It took me a while before I could get a review unit of the Sony WH-1000XM3. I have been hearing so many positive word-of-mouth comments about the 1000XM3 that I already know the headphones are great. So I timed my review period with my Thailand vacation so that I can test it on board the plane.
Design and Operations
Consumers familiar with Sony MDR_1000X or WH1000X M2 active noise-cancelling headphones should be very familiar with this Mark 3 version. Sony opts to retain most of the design elements while improving bits here and there. For instance, the earcups have evolved from smooth leather to coarser leather and now matt plastic. The top headband is also wrapped in leather (instead of a metal band) and the operating buttons are protruding pill-shaped. The hard case retains the same shape but is now in fabric, and in my opinion, while it reduces the premium executive feel, it makes the product more hardy for the road.
The operations are largely unchanged. The right earcup is a touchpad to swipe the fingers in 4 directions: up-down to adjust volume, left-right to change tracks, double tap to play-pause. Cup the earcups to active “Quick Attention” which turns on ambient sound instantly for quick conversations. The companion Sony Headphones Connect smartphone app lets you personalise the sound like EQ, adjust ambient sound level, enable manage headphone settings, and update firmware.
To check battery life, just tap the power button any time. When music is playing, it will interrupt to play the voice prompt. This is one annoyance when using the headphone, just like all earlier versions. The voice prompts are too lengthy and disrupts my music for too long. The WH-1000XM3 charges with the new USB-C cable, and lasts 30 hours per charge.
The WH-1000XM3 active noise cancelling is spectacular and finally can match the Bose QC35. With ANC, the overall ambient noise is dropped significantly to insignificant levels. The only sound you could discern is the high frequency chatter of people and cutlery, but these are relegated to a very soft muffled layer, much like what a sound engineer would do when editing a live performance scene. For keen-eared listeners, you can still hear soft recording details, as if these are part of the audio track you are listening to.
Given the noise cancellation is very strong, some people might experience discomfort when wearing without any music due to extreme ear pressure. For that, you might want to enable ambient sound, and you may select the level from the smartphone app. The ambient sound is quite subtle and does not sound too artificially bumped. When music is played, you cannot really discern the sound and cannot carry a conversation, so it’s just there to give some sense of awareness.

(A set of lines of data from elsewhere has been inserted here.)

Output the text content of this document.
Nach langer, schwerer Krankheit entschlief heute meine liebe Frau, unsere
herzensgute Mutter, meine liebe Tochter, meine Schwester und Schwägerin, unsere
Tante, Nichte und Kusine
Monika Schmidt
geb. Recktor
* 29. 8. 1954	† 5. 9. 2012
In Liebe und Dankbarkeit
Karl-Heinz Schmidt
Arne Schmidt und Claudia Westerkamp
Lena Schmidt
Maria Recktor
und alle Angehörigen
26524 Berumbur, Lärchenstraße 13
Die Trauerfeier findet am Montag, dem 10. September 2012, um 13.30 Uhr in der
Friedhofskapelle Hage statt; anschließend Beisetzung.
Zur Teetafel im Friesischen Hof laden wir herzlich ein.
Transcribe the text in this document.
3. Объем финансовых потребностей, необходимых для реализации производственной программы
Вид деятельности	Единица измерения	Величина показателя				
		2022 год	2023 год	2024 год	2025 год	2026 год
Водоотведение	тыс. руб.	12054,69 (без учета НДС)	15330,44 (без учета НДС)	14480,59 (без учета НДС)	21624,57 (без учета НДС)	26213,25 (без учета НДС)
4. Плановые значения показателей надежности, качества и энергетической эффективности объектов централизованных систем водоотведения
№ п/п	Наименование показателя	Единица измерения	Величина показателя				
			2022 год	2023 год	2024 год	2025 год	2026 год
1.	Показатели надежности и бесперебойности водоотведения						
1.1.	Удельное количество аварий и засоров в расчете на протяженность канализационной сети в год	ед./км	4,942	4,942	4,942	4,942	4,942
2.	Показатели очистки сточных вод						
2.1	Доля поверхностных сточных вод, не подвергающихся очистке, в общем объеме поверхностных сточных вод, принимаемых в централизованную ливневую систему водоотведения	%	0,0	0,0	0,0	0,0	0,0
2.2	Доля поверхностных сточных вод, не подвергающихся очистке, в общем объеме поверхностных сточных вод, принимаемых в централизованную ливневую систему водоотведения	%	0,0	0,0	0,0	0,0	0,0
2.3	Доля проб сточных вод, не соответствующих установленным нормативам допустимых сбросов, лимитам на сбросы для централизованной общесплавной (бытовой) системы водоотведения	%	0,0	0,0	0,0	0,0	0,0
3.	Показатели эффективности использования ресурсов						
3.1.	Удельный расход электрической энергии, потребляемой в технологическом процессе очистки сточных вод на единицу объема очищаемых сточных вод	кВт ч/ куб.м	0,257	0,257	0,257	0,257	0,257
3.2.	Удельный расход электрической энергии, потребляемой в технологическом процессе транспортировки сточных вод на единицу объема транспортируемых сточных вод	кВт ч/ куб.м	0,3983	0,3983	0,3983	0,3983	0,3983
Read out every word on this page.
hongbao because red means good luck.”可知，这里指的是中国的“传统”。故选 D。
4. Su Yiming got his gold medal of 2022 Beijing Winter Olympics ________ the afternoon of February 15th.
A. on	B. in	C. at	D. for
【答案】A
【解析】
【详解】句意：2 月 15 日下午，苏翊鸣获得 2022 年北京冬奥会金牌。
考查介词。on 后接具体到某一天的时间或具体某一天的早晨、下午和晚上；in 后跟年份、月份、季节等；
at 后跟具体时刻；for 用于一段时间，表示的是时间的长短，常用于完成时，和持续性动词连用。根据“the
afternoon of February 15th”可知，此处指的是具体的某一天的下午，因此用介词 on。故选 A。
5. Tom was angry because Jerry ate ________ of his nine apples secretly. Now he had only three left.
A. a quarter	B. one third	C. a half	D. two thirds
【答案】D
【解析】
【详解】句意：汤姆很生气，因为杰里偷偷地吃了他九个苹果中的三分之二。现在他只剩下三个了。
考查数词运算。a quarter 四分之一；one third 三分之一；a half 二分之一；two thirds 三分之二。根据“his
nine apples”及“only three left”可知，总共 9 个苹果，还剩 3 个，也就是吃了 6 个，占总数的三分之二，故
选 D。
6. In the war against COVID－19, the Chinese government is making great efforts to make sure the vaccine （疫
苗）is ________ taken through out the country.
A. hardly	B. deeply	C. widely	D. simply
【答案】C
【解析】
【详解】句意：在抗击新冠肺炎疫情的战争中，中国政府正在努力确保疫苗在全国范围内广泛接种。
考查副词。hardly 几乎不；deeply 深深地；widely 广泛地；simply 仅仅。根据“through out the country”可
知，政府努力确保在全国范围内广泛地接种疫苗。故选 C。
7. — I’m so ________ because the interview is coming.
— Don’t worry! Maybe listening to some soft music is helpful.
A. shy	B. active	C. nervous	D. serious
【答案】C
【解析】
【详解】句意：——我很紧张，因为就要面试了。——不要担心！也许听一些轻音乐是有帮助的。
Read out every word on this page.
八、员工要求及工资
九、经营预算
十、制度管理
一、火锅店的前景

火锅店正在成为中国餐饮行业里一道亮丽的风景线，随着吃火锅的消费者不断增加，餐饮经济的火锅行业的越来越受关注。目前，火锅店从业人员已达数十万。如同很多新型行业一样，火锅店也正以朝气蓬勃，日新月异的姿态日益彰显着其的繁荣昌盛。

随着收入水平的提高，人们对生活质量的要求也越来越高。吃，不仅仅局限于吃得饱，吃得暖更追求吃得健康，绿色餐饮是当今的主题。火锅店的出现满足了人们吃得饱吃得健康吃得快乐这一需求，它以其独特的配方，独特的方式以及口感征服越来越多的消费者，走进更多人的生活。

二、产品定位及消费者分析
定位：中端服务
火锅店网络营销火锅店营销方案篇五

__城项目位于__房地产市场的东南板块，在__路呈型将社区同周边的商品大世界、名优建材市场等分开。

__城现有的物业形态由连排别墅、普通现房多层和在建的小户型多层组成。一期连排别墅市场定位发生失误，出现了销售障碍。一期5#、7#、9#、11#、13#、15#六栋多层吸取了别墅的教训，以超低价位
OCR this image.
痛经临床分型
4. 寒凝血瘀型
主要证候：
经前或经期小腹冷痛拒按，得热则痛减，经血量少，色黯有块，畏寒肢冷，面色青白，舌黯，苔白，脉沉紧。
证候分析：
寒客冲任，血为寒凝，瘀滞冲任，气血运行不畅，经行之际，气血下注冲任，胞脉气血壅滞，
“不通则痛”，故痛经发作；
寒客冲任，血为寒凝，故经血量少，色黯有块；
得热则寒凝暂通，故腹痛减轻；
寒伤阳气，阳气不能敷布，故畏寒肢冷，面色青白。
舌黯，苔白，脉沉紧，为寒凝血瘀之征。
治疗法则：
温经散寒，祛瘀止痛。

The great thing is that even without any digital noise cancelling, the passive noise isolation on this over-ear headphones is already better than most headphones. You can simply wear them without any power or music and it will offer some quiet moments.
Having testing all previous versions of the 1000X headphones, the current version is definitely the best. The sound is less laid back, more forward, more exciting. The audio quality is clean and delivers the Sony’s signature sound of firm bass and clear treble. The lows are not too bloated, while the highs are clear and sparkling yet not too harsh. Still, there are hints of uncontrolled sibilance on some poorly mastered tracks, and the midrange is not forward enough to discern some musical details. Still, the WH1000XM3 is thoroughly enjoyable for commuting and lounging, especially with the ANC enabled, I can immerse myself in Classical music with all the soft passages without cranking up the volume. On the plane, I have never experienced such clear movie-audio experience when I plugged the headphones directly into the audio port of the in-flight entertainment system.
When comparing the Bose QC35, I feel that the Sony 1000XM3 is in every way a better headphones. The difference in ANC has become very marginal, and both are supremely great. However, 1000XM3 has far more features and with a more premium buijld, which makes it a better buy in my view.
Even if you might dispute whether the active noise cancelling is better than Bose, one thing is for sure: the number of features in WH-1000XM3 makes it without a doubt the best headphones for travel. Its noise-cancelling engine works spectacularly, they are comfortable to wear, the Quick Attention feature is very useful, and the audio quality is addictive. If you are a frequent flyer, do yourself a favour and get one. It is worth the bliss and your ears will thank you for that.
Sony WH-1000XM3 retails at S$549. This year-end season, look around for in-store offers.